Après quelques revers éprouvés par les Français, nos voyageurs ne se firent pas prier pour retourner à Baudeloo, dont l'abbaye avait beaucoup souffert. Ils quittèrent de nouveau en toute hâte ce monastère le 30 avril 1794,  à la suite d'une alerte, gagnant Locres, Tenremonde et la route de Malines. Ils se rassurèrent pourtant et revinrent à Baudeloo. Le 23 juin suivant, l'arrivée des patriotes obligea François Delestre et un compagnon d'infortune à laisser pour toujours Baudeloo ; après avoir erré assez malheureusement quelques jours, ils arrivèrent à Malines, où ils s'embarquèrent pour Louvain ; à la suite de plusieurs haltes plus ou moins favorables dans les presbytères, ils atteignirent Ruremonde.

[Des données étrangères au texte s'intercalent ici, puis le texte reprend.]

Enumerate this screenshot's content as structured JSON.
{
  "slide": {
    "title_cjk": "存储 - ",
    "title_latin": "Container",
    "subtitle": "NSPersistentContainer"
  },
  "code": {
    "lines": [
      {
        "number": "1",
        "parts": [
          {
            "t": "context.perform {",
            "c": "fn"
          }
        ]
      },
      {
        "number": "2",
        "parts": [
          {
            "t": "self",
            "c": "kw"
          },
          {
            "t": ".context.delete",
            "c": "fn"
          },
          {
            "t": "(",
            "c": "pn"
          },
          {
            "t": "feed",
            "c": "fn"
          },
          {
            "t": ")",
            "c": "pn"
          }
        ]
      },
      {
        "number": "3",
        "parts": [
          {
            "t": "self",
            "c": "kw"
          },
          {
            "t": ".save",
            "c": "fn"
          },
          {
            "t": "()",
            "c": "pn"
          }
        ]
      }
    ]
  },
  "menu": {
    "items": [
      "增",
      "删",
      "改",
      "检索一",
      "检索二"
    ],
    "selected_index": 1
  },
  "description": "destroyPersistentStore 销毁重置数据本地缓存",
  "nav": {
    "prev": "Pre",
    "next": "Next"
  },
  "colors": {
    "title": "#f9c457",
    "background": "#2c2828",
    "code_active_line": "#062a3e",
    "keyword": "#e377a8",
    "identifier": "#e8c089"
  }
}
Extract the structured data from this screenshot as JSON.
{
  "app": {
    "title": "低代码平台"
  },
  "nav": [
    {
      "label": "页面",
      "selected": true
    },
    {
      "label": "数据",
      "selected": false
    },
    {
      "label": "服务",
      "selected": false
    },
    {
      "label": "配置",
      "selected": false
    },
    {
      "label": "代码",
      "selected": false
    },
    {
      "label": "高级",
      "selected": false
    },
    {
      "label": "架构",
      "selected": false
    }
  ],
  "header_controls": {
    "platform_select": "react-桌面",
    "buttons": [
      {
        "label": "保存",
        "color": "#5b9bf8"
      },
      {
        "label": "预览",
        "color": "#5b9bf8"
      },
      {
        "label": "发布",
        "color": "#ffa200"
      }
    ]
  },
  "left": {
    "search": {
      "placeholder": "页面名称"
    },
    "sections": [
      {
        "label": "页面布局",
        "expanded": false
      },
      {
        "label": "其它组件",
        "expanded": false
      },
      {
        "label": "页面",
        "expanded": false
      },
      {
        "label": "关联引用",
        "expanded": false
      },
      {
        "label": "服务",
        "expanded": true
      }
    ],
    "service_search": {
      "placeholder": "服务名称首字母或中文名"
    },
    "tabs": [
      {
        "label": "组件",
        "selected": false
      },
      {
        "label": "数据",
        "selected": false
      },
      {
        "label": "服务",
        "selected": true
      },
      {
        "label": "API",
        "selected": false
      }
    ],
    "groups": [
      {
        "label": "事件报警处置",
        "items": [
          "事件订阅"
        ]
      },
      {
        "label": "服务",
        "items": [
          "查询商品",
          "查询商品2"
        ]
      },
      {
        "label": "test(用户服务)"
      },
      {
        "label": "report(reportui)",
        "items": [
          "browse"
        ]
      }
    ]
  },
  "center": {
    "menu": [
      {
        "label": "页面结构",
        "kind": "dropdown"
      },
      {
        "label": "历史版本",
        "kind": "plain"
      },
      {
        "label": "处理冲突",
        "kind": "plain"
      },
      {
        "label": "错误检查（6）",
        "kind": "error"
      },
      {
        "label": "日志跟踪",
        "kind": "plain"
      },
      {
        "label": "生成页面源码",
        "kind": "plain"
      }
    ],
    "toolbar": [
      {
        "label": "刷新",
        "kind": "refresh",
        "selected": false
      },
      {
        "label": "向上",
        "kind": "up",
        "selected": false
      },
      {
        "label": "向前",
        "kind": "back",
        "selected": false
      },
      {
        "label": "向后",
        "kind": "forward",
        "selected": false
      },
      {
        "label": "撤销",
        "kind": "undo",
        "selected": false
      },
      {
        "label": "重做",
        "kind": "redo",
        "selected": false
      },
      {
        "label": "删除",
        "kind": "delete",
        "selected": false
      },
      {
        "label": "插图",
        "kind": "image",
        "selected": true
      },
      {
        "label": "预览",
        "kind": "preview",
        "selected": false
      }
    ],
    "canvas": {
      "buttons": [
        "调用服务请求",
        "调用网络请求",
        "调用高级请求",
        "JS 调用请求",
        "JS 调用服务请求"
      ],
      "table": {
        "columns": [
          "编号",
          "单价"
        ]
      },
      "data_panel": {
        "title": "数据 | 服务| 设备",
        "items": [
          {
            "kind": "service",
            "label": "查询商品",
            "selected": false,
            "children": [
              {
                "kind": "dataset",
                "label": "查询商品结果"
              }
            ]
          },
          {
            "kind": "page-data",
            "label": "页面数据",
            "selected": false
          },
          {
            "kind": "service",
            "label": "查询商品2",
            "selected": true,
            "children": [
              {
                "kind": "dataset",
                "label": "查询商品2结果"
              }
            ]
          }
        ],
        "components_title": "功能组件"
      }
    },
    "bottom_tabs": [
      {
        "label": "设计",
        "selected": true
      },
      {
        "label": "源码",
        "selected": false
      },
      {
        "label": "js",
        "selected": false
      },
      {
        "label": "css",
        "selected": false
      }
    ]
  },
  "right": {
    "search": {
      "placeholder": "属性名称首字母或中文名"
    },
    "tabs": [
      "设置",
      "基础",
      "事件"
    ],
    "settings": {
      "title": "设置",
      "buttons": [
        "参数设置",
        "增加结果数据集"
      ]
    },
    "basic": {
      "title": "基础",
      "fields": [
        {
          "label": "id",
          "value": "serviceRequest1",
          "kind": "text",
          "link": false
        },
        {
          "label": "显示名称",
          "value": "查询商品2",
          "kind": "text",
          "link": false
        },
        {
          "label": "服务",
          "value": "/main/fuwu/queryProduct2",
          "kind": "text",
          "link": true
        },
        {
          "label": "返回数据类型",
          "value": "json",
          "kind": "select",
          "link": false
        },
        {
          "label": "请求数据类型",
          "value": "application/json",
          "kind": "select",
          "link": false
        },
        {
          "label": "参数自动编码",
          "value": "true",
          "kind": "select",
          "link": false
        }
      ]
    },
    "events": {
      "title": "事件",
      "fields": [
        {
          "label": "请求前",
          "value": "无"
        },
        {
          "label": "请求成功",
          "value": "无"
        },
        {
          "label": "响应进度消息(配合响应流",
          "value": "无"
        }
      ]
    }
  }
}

Le mardi 1er juillet, nos pèlerins se mirent en route pour Venloo, où les Pères de la Croix leur firent un excellent accueil ; rendus à Gueldre, les Carmes à leur tour les reçurent affectueusement ; enfin, ils atteignirent le Rhin à Weset, où les Dominicains les logèrent : puis, à quelques lieues, des Augustins leur donnèrent à souper et les congédièrent un peu lestement.


Le 7 juillet, ils entraient à Borcken, le 8 à Koesfeld, ensuite à Munster, où l'organisation charitable du baron de Furstenberg, vicaire-général de l'évêque, fit indiquer à nos exilés un asile au chapitre de Cappenberg. Ils gagnèrent cette résidence le 12 du même mois.


Notre spirituel abbé Delestre esquisse une peinture très-fine du prévôt de Cappenberg, à l'occasion de la réception qu'il leur fit du haut de sa grandeur. Le digne homme ne survécut pas longtemps à l'arrivée de nos prêtres ; à la fin de l'année, il mourut et fut remplacé par un titulaire d'une bienveillance telle quelle.


Dans le courant de 1797, la troisième année de son séjour à Cappenberg, dont il raconte certains détails, l'abbé Delestre écrivait ces lignes en terminant : "... Plusieurs de mes confrères sont déjà repartis. Si le Ciel que j'implore ne met point d'obstacls à mes projets, mon intention est d'entreprendre sous peu le même voyage. De retour en France, après soixante-cinq mois d'exil, rendu à mes parents, à mes amis et à moi-même, je varierai l'uniformité de ma retraite en lisant, de temps en temps, quelques pages de ce mémoire ..."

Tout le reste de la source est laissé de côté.